Tucked away in Avon on Hatteras Island, Cape Hatteras Coffee Company is a fledgling roastery exploring the excitement of third wave coffee with Matt Stankavich at the helm.
“I started it pretty much in my front yard in 2015,” Stankavich says. “I started roasting coffee in a skillet. I don’t know what it was that got me to do it. I was just curious.”
The company was established in 2016.
Stankavich says his background in science inspired his interest in it more than anything, just a curiosity and reading about it and the science behind it, the actual molecular changes in coffee, and how heat applied at different times totally affects the taste,” he says.
Through his experimentations, he discovered flavors he didn’t realize coffee could have like blueberry or strawberry. Natural process coffee, he says, is his favorite way of having those flavors brought to life.
“They pick the coffee cherries and then they just let them sit out in the sun and dry. Then they take the dried cherry off the coffee seeds. What that does is leaves this fruity taste in the coffee. You can roast it, and you actually get berry tastes in your coffee cup. It’s amazing.”
Stankavich, who works for Dare County EMS and roasts on his days off, shares spaces in local restaurants to do his roasting. Cape Hatteras Coffee Company is sold predominantly at summer markets where he offers bags of coffee alongside pour over coffee and iced coffee.
“I’ve been going to Manteo consistently for a few years, but I would say my home market is Avon,” he says. “I like the markets, they’re great. There are a lot of people like me who have their hobbies and it’s a small business forum that’s somewhere between a career and a hobby.”
He’s also branched out to selling to several retail locations on Hatteras Island, including Waves Market and Deli, Conner’s Supermarket, and Lee Robinson General store. Cape Hatteras Coffee Company’s website offers information about each coffee offered and online purchasing, which Stankavich says is especially popular for gift giving around the holidays.
Coffee, he says, varies in flavor depending upon the area in which it is grown and the circumstances under which it is grown, not unlike wine.
“I apply similar principles to most roasts but the coffee kind of goes its own course. I have some profiles and stuff that I’ll apply,” he says. “I tweak almost every coffee in some way, but I generally apply a general principle, and the coffee might react to that differently depending on its density, process type, and its size. There are a bunch of different variables.”
When asked about his roasting process, he says he typically roast for about 15 minutes.
“I don’t have a very big coffee roaster. I do about 5 pounds at a time. Some of the other places in the area, they are roasting 20 or 30 pounds, and that’s still considered small.”
Stankavich cites expense as a reason why roasting is slower to grow in popularity.
“A coffee roaster will cost you the price of a new truck. It’s ridiculously expensive,” he says.
For now, Stankavich says he has no plans to switch to full-time roasting, but he has a desire to continue to learn about all aspects of coffee as he experiments with his roasting process.
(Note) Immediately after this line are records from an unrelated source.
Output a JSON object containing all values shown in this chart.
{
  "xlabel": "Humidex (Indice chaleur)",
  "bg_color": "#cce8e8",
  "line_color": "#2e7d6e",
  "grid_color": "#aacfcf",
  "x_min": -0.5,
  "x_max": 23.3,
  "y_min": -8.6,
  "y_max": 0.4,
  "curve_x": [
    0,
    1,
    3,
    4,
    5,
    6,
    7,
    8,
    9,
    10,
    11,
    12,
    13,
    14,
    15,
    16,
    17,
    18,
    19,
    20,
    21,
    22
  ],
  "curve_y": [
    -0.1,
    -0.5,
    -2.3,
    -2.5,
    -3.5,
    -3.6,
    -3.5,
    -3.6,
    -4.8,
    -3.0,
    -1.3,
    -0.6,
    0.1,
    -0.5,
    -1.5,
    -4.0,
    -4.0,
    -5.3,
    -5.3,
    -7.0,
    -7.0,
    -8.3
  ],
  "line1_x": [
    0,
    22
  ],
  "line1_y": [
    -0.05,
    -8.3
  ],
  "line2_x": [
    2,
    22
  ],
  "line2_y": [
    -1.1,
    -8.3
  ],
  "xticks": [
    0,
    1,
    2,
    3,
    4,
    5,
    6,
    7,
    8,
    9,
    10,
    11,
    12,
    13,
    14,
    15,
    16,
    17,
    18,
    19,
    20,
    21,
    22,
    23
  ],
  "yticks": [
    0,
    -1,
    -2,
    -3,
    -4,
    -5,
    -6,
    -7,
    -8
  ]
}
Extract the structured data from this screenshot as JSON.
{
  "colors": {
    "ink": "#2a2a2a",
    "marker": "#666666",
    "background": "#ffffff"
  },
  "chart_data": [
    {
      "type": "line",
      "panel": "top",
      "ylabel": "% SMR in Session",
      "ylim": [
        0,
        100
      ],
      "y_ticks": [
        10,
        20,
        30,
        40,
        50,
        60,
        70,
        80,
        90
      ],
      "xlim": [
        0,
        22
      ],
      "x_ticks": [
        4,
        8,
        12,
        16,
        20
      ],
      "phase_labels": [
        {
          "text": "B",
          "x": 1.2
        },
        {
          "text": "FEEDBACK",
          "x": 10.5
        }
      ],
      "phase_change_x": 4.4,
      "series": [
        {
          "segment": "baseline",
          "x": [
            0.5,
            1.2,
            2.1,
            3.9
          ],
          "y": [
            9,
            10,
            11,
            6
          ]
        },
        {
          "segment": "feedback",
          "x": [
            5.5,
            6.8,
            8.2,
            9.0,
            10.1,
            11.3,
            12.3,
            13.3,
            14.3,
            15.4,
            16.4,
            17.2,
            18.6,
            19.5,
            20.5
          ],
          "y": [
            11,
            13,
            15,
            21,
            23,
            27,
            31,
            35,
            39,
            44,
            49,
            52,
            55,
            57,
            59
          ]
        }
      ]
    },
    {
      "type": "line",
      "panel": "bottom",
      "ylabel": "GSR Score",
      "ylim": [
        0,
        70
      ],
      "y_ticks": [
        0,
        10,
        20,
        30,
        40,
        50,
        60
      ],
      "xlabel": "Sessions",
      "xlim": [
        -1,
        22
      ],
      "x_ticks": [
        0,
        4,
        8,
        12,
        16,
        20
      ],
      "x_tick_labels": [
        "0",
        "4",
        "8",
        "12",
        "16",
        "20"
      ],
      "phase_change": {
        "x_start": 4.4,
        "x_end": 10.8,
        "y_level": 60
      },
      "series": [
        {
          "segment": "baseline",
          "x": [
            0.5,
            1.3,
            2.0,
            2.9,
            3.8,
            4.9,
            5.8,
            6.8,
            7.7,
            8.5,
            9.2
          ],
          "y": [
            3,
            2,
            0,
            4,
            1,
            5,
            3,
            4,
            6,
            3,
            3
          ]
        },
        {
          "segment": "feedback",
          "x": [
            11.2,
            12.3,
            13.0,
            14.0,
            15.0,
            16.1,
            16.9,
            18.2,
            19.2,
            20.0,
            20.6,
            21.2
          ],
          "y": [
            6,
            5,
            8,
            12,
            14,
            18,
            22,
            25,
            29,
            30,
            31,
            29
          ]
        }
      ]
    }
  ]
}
“It’s a business, but it’s somewhere between a hobby and an actual job. If I didn’t enjoy it, I wouldn’t do it because it is a lot of work. I could pick up overtime, if I really wanted more money. It’s not about finances at this point, it’s about sustaining the business, getting better at it, and getting it out to more people.”
Stankavich says he likes to think of his coffee as something “people something that they’re not necessarily going to get from the grocery store. I want people to see it and try it. There is such a thing as good coffee that you can drink black, and you don’t have to load it up with cream and sugar.”